That gives you two useful authoring patterns:

check small fixtures into the pack and refer to them by path
attach previously uploaded workspace artifacts and refer to them by artifact_id

Validation already checks that asset references are real. If a case or expectation points at an artifact key that was never declared, publish-time validation fails.
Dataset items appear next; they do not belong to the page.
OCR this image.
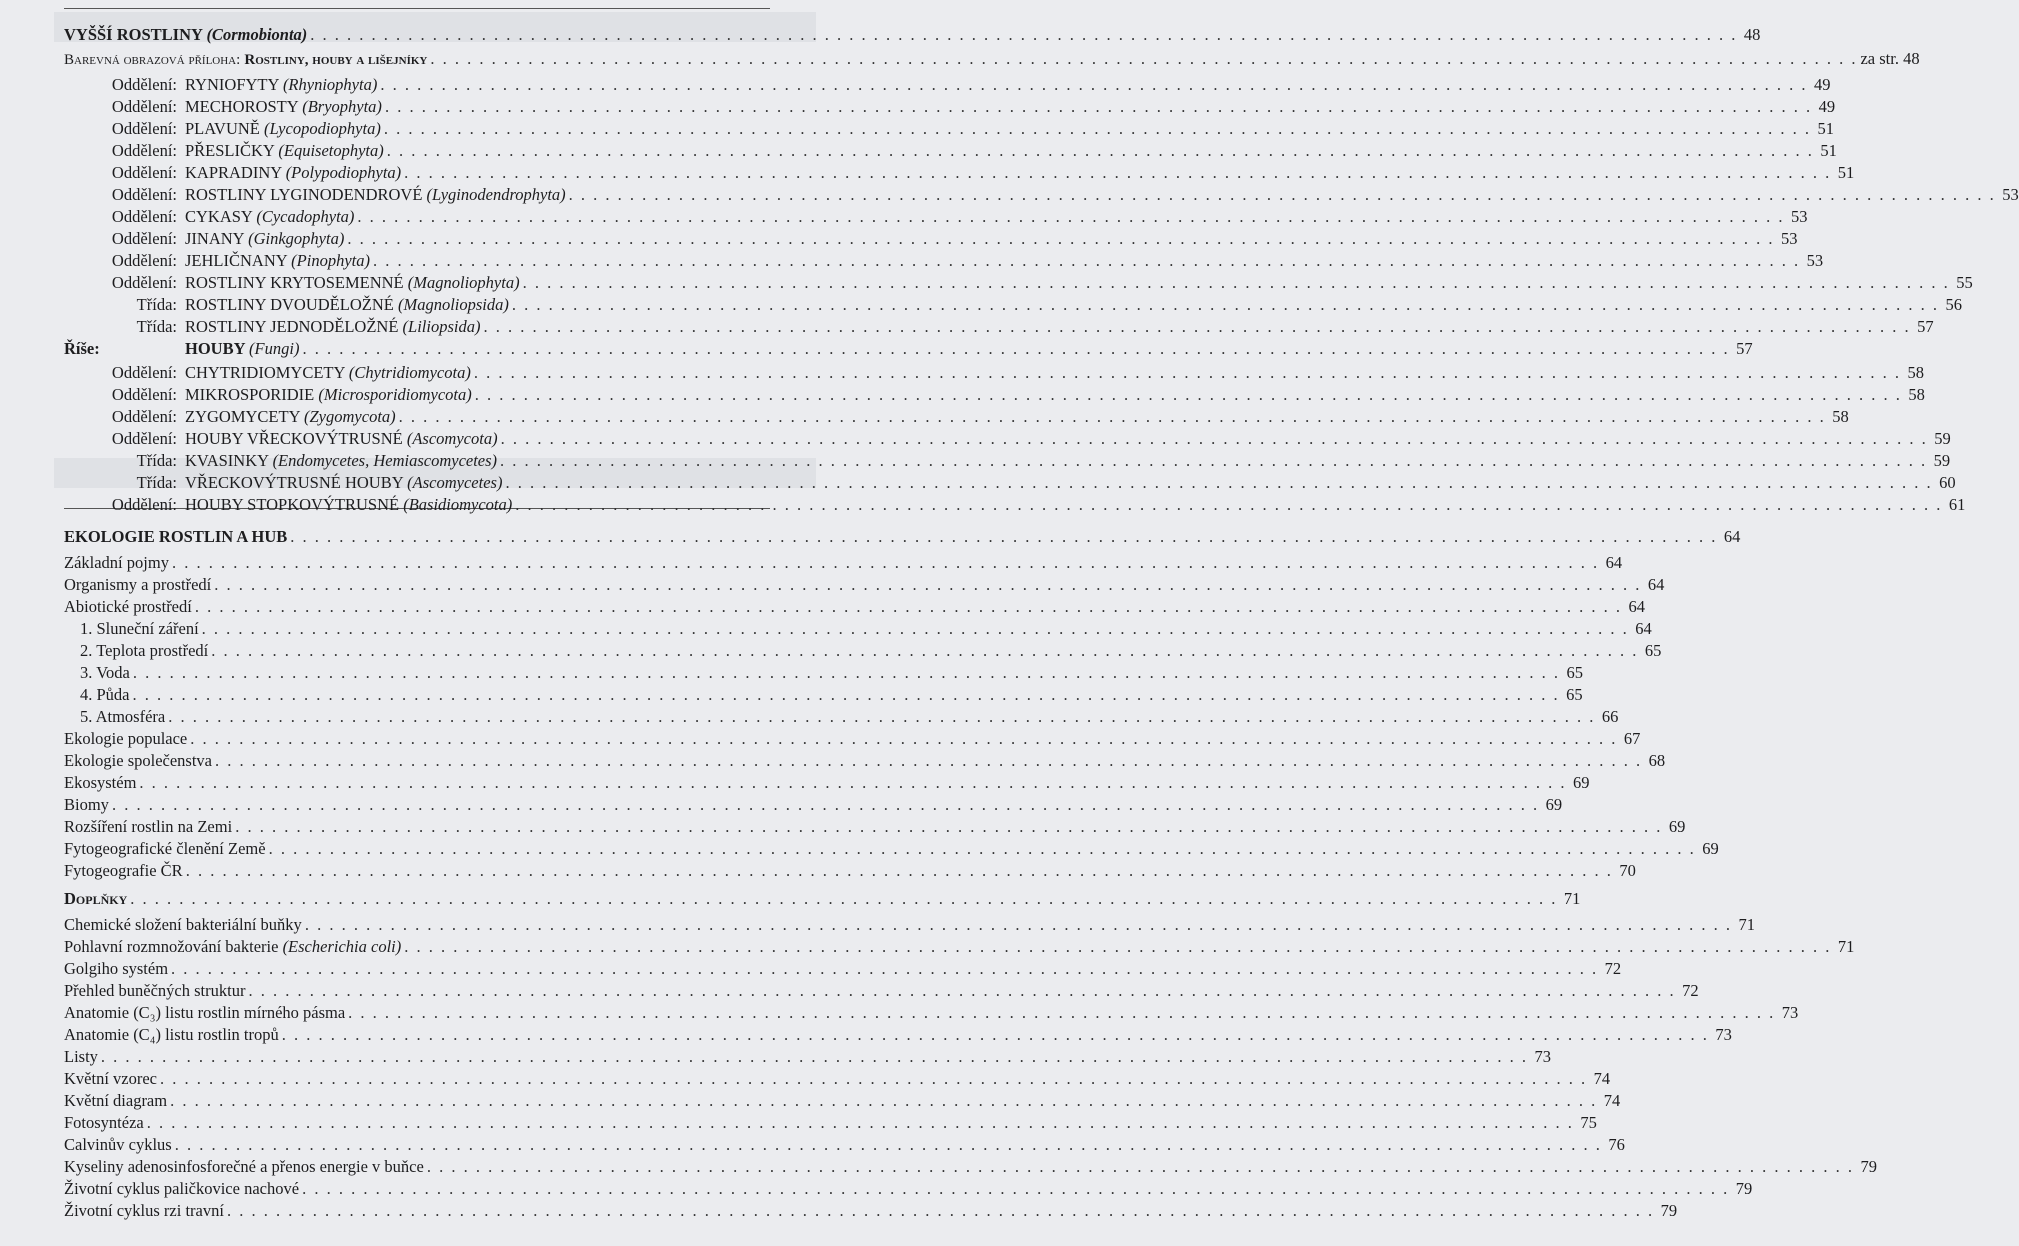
VYŠŠÍ ROSTLINY (Cormobionta) . . .	48
Barevná obrazová příloha: Rostliny, houby a lišejníky . . .	za str. 48
Oddělení: RYNIOFYTY (Rhyniophyta) . . .	49
Oddělení: MECHOROSTY (Bryophyta) . . .	49
Oddělení: PLAVUNĚ (Lycopodiophyta) . . .	51
Oddělení: PŘESLIČKY (Equisetophyta) . . .	51
Oddělení: KAPRADINY (Polypodiophyta) . . .	51
Oddělení: ROSTLINY LYGINODENDROVÉ (Lyginodendrophyta) . . .	53
Oddělení: CYKASY (Cycadophyta) . . .	53
Oddělení: JINANY (Ginkgophyta) . . .	53
Oddělení: JEHLIČNANY (Pinophyta) . . .	53
Oddělení: ROSTLINY KRYTOSEMENNÉ (Magnoliophyta) . . .	55
Třída: ROSTLINY DVOUDĚLOŽNÉ (Magnoliopsida) . . .	56
Třída: ROSTLINY JEDNODĚLOŽNÉ (Liliopsida) . . .	57
Říše:	HOUBY (Fungi) . . .	57
Oddělení: CHYTRIDIOMYCETY (Chytridiomycota) . . .	58
Oddělení: MIKROSPORIDIE (Microsporidiomycota) . . .	58
Oddělení: ZYGOMYCETY (Zygomycota) . . .	58
Oddělení: HOUBY VŘECKOVÝTRUSNÉ (Ascomycota) . . .	59
Třída: KVASINKY (Endomycetes, Hemiascomycetes) . . .	59
Třída: VŘECKOVÝTRUSNÉ HOUBY (Ascomycetes) . . .	60
Oddělení: HOUBY STOPKOVÝTRUSNÉ (Basidiomycota) . . .	61
EKOLOGIE ROSTLIN A HUB . . .	64
Základní pojmy . . .	64
Organismy a prostředí . . .	64
Abiotické prostředí . . .	64
1. Sluneční záření . . .	64
2. Teplota prostředí . . .	65
3. Voda . . .	65
4. Půda . . .	65
5. Atmosféra . . .	66
Ekologie populace . . .	67
Ekologie společenstva . . .	68
Ekosystém . . .	69
Biomy . . .	69
Rozšíření rostlin na Zemi . . .	69
Fytogeografické členění Země . . .	69
Fytogeografie ČR . . .	70
Doplňky . . .	71
Chemické složení bakteriální buňky . . .	71
Pohlavní rozmnožování bakterie (Escherichia coli) . . .	71
Golgiho systém . . .	72
Přehled buněčných struktur . . .	72
Anatomie (C₃) listu rostlin mírného pásma . . .	73
Anatomie (C₄) listu rostlin tropů . . .	73
Listy . . .	73
Květní vzorec . . .	74
Květní diagram . . .	74
Fotosyntéza . . .	75
Calvinův cyklus . . .	76
Kyseliny adenosinfosforečné a přenos energie v buňce . . .	79
Životní cyklus paličkovice nachové . . .	79
Životní cyklus rzi travní . . .	79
Publish and validate are first-class workflow steps

The API and CLI already expose the authoring loop directly:

validate with POST /v1/workspaces/{workspaceID}/challenge-packs/validate
publish with POST /v1/workspaces/{workspaceID}/challenge-packs
list packs with GET /v1/workspaces/{workspaceID}/challenge-packs
list published input sets with GET /v1/workspaces/{workspaceID}/challenge-pack-versions/{versionID}/input-sets

The CLI mirrors that with:

agentclash challenge-pack validate <file>
agentclash challenge-pack publish <file>
agentclash challenge-pack list

Publish returns more than a pack ID. It returns:

challenge_pack_id
challenge_pack_version_id
evaluation_spec_id
input_set_ids
optional bundle_artifact_id

That tells you the pack bundle is treated as a concrete artifact of record, not just transient YAML.

How a pack becomes a run

A run binds:

one challenge_pack_version_id
one or more deployment IDs
optionally one selected input set

From there the worker resolves the pack manifest, execution policy, assets, and scoring contract into the runtime path.

That is why challenge packs are foundational in AgentClash. They are the unit that makes two runs comparable without hand-waving.